En la noche propiamente de “La Vela”, se celebra una gran fiesta en un recinto enorme al aire libre, donde se come, se bebe y se baila hasta el amanecer. Sin embargo, el momento estelar es cuando se realiza el desfile de las muxes que han sido reinas de “La Vela” en los años anteriores. Y como guinda al pastel, la coronación de la nueva reina.

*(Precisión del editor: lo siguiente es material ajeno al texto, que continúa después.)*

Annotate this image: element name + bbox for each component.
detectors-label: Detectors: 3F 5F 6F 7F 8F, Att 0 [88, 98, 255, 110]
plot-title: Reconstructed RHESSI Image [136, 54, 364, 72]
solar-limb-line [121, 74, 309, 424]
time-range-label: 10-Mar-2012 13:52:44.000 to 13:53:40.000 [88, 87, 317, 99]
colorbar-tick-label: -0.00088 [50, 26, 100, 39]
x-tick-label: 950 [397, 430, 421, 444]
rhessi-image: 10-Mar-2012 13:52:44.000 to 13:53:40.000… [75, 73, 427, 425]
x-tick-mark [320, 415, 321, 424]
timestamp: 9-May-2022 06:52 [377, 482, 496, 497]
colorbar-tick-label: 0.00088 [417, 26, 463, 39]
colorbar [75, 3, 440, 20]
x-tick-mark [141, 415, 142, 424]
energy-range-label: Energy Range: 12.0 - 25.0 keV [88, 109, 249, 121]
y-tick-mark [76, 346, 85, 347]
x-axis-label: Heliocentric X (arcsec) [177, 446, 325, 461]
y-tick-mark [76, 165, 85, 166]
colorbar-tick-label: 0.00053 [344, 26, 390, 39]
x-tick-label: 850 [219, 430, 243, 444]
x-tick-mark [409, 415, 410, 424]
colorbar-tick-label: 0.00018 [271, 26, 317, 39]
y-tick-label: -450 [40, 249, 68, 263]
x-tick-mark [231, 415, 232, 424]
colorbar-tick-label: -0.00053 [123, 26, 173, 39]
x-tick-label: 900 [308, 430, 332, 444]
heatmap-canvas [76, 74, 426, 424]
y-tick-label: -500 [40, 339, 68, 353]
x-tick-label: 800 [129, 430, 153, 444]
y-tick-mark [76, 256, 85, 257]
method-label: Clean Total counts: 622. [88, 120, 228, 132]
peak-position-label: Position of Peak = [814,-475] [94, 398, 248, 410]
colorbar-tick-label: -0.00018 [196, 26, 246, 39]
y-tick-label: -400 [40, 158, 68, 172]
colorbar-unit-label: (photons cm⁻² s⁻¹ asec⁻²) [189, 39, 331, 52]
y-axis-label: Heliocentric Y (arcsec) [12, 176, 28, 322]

Si bien Juchitán de Zaragoza es un referente de convivencia y tolerancia en cuanto a la aceptación de la homosexualidad y de la identidad de género, no se puede obviar que tampoco está exento de algunos episodios violentos contra alguno de los miembros de la comunidad muxe, por lo que no se debe idealizar la situación. Como apunta Felina Santiago, todo un referente en la comunidad muxe y una de las más activas dentro del grupo de “Las Auténticas Intrépidas Buscadoras del Peligro”, en “La Vela” que celebraba el cuarenta aniversario del grupo: «No podemos olvidar todo lo que se ha luchado para llegar a donde estamos. No podemos olvidar a todas nuestras compañeras que ya no están con nosotras y que hoy no pueden disfrutar de lo conseguido, y no podemos olvidar que, a pesar de lo conseguido, todavía queda mucho camino que recorrer».